Secondary schools pupils in England will be tested for Covid at least once before rejoining classes for the new term, the government has said.
Ministers have assured schools that testing kits will be provided as needed and urged pupils to test twice weekly.
It comes as the government stressed on Sunday that nothing in the Covid data suggests new restrictions are needed.
Meanwhile, Education Secretary Nadhim Zahawi has said face coverings will be required in schools until 26 January.
The new on-site testing rules will be limited to England, where pupils will begin returning to schools for the new term later this week.
In Scotland and Northern Ireland, students are already being asked to test twice every week.
The Welsh government has urged staff and students to test three times per week before the start of the new term.
In a statement announcing the measures, Health Secretary Sajid Javid said “regular testing is a key way to support schools and protect face-to-face teaching”.
Fears have been raised in recent that a wave of illness and isolation among staff caused by the new Omicron coronavirus variant could make it “impossible” for schools to deliver face-to-face teaching to all pupils.
In a bid to combat a potential surge of illness, ministers have urged pupils to come forward for a Covid vaccine.

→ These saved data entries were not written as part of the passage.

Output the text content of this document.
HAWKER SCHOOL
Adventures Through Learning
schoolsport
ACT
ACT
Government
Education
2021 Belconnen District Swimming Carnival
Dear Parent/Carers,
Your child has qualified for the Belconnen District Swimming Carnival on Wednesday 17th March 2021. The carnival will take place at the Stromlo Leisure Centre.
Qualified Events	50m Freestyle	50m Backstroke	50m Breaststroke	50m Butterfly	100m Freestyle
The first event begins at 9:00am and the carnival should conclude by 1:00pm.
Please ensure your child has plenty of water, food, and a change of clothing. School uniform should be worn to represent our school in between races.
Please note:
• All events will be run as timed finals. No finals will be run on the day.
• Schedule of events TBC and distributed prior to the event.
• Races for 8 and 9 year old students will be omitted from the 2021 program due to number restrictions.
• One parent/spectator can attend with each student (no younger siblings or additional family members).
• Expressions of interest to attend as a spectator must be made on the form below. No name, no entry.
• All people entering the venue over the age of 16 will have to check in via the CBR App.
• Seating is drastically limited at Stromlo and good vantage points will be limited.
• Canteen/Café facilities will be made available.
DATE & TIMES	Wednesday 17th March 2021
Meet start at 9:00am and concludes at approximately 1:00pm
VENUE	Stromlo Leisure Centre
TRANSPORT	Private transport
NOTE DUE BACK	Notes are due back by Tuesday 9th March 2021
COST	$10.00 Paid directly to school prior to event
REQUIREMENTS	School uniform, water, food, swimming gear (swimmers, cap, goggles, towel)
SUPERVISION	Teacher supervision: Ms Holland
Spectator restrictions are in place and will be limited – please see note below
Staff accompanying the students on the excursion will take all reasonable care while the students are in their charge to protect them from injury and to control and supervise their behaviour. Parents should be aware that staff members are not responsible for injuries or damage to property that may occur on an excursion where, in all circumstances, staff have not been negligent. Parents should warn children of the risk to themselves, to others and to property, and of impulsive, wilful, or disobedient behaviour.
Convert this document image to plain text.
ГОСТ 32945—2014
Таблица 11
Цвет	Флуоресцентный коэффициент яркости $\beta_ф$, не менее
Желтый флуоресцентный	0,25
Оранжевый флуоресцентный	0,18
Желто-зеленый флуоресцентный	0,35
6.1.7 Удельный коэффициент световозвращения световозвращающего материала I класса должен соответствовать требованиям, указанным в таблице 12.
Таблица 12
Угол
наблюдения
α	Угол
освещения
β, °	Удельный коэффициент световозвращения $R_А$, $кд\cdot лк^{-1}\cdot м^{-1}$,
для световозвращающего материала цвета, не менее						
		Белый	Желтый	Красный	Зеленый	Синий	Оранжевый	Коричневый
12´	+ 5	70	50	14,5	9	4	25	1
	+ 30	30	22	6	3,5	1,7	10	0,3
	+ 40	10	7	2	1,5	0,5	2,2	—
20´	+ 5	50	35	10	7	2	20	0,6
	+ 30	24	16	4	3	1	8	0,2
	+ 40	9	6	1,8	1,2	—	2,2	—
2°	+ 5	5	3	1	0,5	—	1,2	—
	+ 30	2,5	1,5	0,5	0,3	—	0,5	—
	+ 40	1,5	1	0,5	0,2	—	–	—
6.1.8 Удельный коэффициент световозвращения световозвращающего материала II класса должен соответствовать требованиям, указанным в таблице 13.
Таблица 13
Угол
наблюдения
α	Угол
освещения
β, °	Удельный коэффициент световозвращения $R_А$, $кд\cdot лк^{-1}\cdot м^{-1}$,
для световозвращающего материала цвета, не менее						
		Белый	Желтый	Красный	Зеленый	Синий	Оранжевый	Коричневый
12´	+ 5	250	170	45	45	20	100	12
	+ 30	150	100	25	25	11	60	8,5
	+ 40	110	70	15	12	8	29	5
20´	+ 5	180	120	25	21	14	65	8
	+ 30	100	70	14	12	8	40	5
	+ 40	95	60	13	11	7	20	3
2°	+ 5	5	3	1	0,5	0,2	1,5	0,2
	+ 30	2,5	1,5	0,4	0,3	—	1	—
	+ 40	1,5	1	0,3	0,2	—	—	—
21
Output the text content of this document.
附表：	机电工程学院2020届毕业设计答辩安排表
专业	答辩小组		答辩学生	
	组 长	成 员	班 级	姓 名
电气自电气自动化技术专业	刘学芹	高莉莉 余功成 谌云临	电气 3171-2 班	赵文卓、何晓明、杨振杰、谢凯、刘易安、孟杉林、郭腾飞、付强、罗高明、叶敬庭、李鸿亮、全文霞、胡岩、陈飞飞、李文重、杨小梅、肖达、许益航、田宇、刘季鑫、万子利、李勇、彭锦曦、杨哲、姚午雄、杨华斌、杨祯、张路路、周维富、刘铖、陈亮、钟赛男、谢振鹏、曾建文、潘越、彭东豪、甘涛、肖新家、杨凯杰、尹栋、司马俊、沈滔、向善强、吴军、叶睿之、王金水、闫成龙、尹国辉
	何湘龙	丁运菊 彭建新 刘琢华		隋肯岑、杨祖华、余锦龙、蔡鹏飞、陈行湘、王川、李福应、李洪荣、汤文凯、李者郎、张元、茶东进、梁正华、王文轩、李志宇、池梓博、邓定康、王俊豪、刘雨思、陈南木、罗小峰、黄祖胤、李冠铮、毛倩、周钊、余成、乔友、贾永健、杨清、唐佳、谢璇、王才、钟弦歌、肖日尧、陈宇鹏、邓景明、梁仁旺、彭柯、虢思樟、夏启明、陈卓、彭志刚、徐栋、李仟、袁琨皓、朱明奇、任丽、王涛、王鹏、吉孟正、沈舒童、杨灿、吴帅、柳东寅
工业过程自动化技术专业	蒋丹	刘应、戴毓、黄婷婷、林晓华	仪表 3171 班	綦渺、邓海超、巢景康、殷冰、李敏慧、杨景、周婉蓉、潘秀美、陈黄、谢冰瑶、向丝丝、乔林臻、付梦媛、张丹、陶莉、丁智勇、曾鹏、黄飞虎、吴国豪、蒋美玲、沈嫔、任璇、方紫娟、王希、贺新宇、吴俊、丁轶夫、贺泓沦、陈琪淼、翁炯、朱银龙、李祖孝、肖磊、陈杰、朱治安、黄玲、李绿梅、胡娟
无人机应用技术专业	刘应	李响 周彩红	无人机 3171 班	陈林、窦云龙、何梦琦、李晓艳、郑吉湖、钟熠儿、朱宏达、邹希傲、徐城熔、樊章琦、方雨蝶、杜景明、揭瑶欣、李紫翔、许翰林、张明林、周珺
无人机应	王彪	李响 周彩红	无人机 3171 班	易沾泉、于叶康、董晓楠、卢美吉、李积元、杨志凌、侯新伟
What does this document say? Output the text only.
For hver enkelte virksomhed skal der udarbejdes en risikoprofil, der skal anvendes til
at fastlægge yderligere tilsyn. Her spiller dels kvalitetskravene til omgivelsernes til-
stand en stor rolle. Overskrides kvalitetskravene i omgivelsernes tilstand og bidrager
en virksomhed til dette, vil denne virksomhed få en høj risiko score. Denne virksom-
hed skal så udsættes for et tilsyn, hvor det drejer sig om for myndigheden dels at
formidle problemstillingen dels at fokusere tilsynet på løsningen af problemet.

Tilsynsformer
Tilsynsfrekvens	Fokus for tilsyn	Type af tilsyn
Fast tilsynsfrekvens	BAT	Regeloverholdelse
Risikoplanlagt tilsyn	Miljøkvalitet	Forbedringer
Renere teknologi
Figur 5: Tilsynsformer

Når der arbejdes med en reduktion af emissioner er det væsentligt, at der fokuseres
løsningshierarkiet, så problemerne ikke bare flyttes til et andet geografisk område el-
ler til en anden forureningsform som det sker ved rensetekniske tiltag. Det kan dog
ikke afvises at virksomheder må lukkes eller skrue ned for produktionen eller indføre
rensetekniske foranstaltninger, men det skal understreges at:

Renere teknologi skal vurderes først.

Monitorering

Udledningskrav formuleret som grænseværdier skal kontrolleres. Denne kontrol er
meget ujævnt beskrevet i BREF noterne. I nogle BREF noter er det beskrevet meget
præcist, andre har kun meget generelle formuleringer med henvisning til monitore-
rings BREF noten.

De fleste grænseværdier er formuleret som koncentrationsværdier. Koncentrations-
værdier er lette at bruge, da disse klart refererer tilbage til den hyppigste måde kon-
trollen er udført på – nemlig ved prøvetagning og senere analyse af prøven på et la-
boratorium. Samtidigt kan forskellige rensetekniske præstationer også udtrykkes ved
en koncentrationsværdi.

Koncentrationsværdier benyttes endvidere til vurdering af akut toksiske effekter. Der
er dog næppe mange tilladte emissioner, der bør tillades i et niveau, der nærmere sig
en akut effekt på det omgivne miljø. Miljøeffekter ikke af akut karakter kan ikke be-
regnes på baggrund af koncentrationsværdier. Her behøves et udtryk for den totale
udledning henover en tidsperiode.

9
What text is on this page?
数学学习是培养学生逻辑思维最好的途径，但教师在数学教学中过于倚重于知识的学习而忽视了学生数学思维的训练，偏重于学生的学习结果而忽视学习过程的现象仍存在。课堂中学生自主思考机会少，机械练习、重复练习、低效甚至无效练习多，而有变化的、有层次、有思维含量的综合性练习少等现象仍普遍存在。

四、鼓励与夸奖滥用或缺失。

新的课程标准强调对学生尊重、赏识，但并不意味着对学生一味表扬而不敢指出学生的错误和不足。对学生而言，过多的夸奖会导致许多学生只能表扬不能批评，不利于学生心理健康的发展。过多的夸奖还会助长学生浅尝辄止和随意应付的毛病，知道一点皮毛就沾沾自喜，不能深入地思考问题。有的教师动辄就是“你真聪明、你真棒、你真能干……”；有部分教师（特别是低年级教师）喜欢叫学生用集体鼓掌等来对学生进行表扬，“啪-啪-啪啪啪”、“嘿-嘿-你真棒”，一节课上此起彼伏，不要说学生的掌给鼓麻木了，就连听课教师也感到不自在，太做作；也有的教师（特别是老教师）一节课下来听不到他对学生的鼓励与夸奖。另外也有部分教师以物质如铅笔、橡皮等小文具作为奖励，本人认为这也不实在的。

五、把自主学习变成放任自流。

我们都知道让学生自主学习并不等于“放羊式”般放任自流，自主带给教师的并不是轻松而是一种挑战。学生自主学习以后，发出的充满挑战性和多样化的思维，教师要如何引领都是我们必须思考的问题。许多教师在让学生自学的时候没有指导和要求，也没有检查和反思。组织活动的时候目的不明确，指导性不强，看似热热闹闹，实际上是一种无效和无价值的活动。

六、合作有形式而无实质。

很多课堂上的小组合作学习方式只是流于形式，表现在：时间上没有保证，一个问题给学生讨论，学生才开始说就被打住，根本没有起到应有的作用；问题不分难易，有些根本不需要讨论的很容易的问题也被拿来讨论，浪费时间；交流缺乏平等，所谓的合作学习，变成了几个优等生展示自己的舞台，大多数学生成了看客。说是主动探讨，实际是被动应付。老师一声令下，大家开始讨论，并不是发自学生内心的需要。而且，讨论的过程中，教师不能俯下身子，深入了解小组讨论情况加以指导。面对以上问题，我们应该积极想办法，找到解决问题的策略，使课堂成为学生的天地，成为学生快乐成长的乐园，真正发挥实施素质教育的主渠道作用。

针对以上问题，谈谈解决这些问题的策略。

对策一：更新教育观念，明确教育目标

Mr Zahawi outlined his plan to keep schools open despite the surging number of cases in a Twitter thread.
He said education is the “number one priority” for the government and he wanted to “offer some reassurance”.
As well as testing, Mr Zahawi promised “a further 7,000 air-cleaning units will be provided, building on the 1,000 already announced and the 350,000 CO2 monitors distributed to classrooms across the country”.
The education secretary said he had also asked teachers who had left the profession or retired to come back as temporary support and urged all 12-15 year olds to get both doses of the Covid vaccine and for older children to get their booster jabs.
But Labour’s shadow education secretary, Bridget Phillipson, criticised ministers for the slow rollout of jabs to schoolchildren.
She said almost two million students aged 12-17 remain completely unvaccinated and the government had missed “the chance to get ahead of the virus, and is letting down our children”.
Meanwhile, government ministers pushed back over the weekend against suggestions that fresh coronavirus restrictions will be necessary in the coming weeks amid a surge of new infections caused by the Omicron variant.
Cabinet Office minister Steve Barclay said the government believes that significant behaviour changes among members of the public mean further restrictions are not necessary.
“The widespread use of testing is an illustration that the British public are taking sensible steps to keep themselves safe to keep their friends and family safe,” Mr Barclay said.
England’s current restrictions are due to expire on 26 January, although a review is expected in the next few days.
On Sunday, England and Wales recorded 137,583 daily cases and 73 deaths within 28 days of a positive Covid test. Data for Scotland and Northern Ireland is due to be updated after the bank holiday weekend.
The latest figures for England are down on the 162,572 new cases reported on Saturday, which had been a record number for the fifth day in a row.